AMOR - "Eu acho que o grande
amor já rolou sim, mas eu acho
que sempre pode rolar mais. Nessa
coisa de filho eu penso, volta e
meia essa questão volta. Eu escolhi
um outro tipo de vida, nunca casei
com um homem. Geralmente, as
pessoas se casam... Eu não tenho
vontade de morar junto com mais
ninguém. Eu namorei alguns homens, muito bacanas por sinal,
aprendi muito com eles. Mas ter
filho é uma outra questão. Quando comecei a reavaliar a minha vida, me ressenti por não ter casado
e tido um filho. Teve uma hora que
isso pesou, e eu fiquei muito
amargurada. Até que eu percebi
que tinha sido uma escolha minha:
eu não tive filho porque não quis.
A partir disso, eu fico livre até para
poder querer agora."
LITERATURA - "Eu leio três gêneros que eu vou sempre alternando:
um é poesia, eu adoro poesia.
Acho que a poesia dá um certo alívio quando você está sentindo um
pouco de "areia" por dentro. Filosofia, quando eu quero tomar
um copo de leite e cair na real -aí
eu paro de ficar enrolando. E romance. Eu tenho uma identificação enorme com a forma que Carlos Drummond de Andrade escrevia... Nietzsche, por exemplo, ao
mesmo tempo que me deixa pelada, parece que raspou tudo, é reconfortante. Romance eu adoro.

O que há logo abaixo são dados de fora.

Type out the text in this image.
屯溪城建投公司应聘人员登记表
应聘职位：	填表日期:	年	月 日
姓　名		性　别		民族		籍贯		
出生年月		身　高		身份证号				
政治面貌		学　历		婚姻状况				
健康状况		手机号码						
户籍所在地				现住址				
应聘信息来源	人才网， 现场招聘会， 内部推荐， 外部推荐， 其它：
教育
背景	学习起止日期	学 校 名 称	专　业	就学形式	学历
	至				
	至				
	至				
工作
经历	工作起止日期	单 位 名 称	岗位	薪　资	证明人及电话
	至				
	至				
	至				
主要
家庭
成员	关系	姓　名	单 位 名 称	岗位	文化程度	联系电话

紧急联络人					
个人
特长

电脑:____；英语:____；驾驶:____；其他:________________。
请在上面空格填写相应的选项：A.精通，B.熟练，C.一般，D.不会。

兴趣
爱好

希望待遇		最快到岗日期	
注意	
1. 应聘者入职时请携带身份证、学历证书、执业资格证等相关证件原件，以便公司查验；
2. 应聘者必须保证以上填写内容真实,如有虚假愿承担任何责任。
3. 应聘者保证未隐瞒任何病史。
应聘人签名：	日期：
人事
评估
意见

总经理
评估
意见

Adoro ler clássicos, Stendhal."
POLÍTICA - "Eu tenho uma simpatia enorme pelo Lula. Votei no PT
na última eleição, por um sentimento de compaixão, pelo povo
brasileiro. Eu tenho que dizer que
esse casal -porque eu considero
um casal o Fernando Henrique, eu
não consigo vê-lo sem dona
Ruth- está fazendo um belo trabalho no comando do Brasil no
governo. Porque eu sinto que o
Brasil está tentando ser um país
mais sério, está com essa preocupação e eu acho isso louvável. Eu
acho que tem uma preocupação
com a ética, alguns valores que para mim são muito importantes: a
ética, a verdade, a justiça."
MÚSICA - "Eu não ouço mesmo
nada quando eu estou trabalhando, quando eu estou gravando,
para não interferir. Na realidade, o
que eu queria era ter maior domínio na pré-produção de um disco:
eu queria poder participar mais,
eu queria poder até fazer mais sozinha, tocar um baixo, queria poder programar as minhas canções.
Eu fiz um curso em 97 em São
Paulo que me ajudou muito, porque eu me senti mais capaz -me
deu uma confiança muito maior."
O PRESENTE - "É um novo recomeço, um novo ciclo, o filme já
passou, é zero. Não estou mais
angustiada; dei um tempo, parei
e tal. Há dois anos eu dei uma
parada, não sei se para os outros
eu parei, mas eu parei de fazer
shows, parei de trabalhar. Há
dois anos que eu me sinto num
mergulho interno enorme. A
gente se mata para ressuscitar.
Eu sou uma compositora, não
sou atriz, eu fico me interpretando o tempo inteiro, contando
coisas minhas."
FUTURO DO PAÍS - "Eu acho que
até aqui eu colaborei bastante,
com a integridade do meu trabalho e da minha pessoa, tentando
nunca enganar ninguém com o
meu trabalho, blefar ou omitir. Isso foi muito importante, uma entrega sem maquiagem. Depois da
crise que eu passei, eu acho que
agora tenho uma disposição enorme de voltar a trabalhar, me apresentar, de fazer shows, de conhecer gente. Eu posso fazer coisas,
trabalhar mais."
NAMOROS - "Eu acho que todo
esse período, esse mergulho, é
meio por você ter que ficar só. Não
cabe dois lá dentro. Às vezes o
tempo fecha e você tem de dar
uma limpada mesmo. Então daqui
a pouco o avião vai subir, e eu vou
começar a olhar e vai ter um espaço para alguém na minha vida.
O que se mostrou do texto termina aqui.